Risposta plausibile, ma non verificata sul tuo caso

La mia situazione riguarda una srl di cui ero socio e amministratore. Le procedure di sovraindebitamento o gli accordi stragiudiziali valgono anche per le società o solo per le persone fisiche?

— Luca

Risposta da AI Generato

Se hai chiuso la SRL ma restano debiti aperti, puoi ancora tentare accordi con i creditori, ma dipende dallo stato attuale della società. Se è in liquidazione ma non ancora estinta, il liquidatore può proporre un accordo stragiudiziale (ex art. 57 CCII) coinvolgendo almeno il 60% dei creditori, con possibilità di omologazione dal Tribunale. Se invece la società è già estinta, i debiti potrebbero essere trasferiti a te come ex-amministratore per responsabilità gestionale: in tal caso, come persona fisica, potresti accedere alle procedure di sovraindebitamento. Le procedure specifiche del sovraindebitamento sono riservate a persone fisiche e imprenditori non commerciali, mentre le SRL accedono a strumenti come l'accordo di ristrutturazione o la composizione negoziata della crisi. Per valutare concretamente la tua situazione e le opzioni disponibili, consulta gli esperti presenti su Iuspert.it.
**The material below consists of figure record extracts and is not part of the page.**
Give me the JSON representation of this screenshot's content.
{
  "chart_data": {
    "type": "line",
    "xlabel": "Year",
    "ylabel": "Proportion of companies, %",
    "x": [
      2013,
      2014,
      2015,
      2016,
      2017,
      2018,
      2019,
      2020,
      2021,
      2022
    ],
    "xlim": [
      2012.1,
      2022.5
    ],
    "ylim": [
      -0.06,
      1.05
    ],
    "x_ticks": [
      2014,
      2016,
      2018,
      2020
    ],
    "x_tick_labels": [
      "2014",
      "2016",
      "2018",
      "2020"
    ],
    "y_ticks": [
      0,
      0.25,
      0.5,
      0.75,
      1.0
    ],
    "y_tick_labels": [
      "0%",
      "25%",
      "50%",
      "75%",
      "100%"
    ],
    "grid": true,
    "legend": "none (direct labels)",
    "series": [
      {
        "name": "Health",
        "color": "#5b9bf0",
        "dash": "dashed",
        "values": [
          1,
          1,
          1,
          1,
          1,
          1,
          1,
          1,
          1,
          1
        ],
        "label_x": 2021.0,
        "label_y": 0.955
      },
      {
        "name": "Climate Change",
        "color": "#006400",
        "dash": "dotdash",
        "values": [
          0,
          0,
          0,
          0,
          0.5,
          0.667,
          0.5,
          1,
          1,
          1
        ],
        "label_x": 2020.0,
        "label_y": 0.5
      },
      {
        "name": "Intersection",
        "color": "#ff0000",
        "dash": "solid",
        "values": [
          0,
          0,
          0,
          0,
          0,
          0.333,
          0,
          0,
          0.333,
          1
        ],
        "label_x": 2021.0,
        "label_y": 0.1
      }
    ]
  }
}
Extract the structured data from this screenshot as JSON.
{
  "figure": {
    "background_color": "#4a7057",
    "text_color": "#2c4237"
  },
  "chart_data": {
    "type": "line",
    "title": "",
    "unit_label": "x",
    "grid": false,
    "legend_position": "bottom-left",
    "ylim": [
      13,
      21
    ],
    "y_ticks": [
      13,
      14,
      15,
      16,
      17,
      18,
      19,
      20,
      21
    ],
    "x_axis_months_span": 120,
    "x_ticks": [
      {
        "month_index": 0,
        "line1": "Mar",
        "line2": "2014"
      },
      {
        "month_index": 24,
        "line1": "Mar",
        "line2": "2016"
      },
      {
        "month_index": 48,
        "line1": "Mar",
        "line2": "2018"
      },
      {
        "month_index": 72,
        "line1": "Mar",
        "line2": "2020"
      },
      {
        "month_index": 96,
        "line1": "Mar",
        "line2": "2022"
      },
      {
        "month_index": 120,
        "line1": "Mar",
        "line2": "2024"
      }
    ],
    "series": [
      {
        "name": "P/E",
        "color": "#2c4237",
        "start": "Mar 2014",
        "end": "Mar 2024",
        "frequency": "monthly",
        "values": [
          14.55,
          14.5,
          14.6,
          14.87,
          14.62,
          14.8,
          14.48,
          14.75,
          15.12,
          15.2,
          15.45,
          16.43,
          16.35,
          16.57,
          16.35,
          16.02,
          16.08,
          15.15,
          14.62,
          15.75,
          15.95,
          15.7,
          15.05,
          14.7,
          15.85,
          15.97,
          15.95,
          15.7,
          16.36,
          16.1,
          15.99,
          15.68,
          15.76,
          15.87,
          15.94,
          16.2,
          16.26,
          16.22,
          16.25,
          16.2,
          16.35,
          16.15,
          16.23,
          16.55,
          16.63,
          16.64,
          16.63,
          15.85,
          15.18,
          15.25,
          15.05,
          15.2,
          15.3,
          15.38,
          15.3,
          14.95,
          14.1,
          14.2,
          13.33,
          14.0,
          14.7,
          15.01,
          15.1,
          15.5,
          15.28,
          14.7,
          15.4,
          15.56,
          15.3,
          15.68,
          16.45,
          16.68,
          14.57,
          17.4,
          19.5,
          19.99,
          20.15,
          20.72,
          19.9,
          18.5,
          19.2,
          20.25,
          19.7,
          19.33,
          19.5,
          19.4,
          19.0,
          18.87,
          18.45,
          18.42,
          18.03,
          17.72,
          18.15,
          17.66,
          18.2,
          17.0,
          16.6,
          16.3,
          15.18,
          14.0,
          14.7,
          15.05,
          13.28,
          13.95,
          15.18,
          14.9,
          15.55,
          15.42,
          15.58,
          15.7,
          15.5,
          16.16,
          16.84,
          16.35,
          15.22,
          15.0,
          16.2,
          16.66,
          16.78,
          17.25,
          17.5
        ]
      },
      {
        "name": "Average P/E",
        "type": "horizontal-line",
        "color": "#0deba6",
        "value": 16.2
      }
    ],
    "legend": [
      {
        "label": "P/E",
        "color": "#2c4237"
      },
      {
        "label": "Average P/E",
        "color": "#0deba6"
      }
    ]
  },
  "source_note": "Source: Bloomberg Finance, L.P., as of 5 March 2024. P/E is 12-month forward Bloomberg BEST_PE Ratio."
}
Risposta plausibile, ma non verificata sul tuo caso

Alcuni creditori mi chiedono somme che ritengo eccessive o non dovute. Prima di accettare un accordo posso far verificare se le loro pretese sono legittime e contestarle?

— Paolo

Risposta da AI Generato

Sì, puoi e devi contestare le pretese dei creditori prima di accettare qualsiasi accordo. Hai il pieno diritto di richiedere la verifica documentale delle somme richieste, inviando una contestazione scritta formale in cui chiedi prove della legittimità del credito (fatture, contratti, titoli). Se il creditore non fornisce documentazione adeguata o persiste la controversia, puoi far verificare il credito in sede giudiziale attraverso un'opposizione o un giudizio ordinario. Anche dopo la chiusura dell'azienda, i debiti non si estinguono automaticamente e i creditori potrebbero rivalersi sui soci, ma questi mantengono il diritto di contestare crediti illegittimi o eccessivi. È essenziale verificare ogni pretesa prima di sottoscrivere accordi, per evitare di pagare somme non dovute.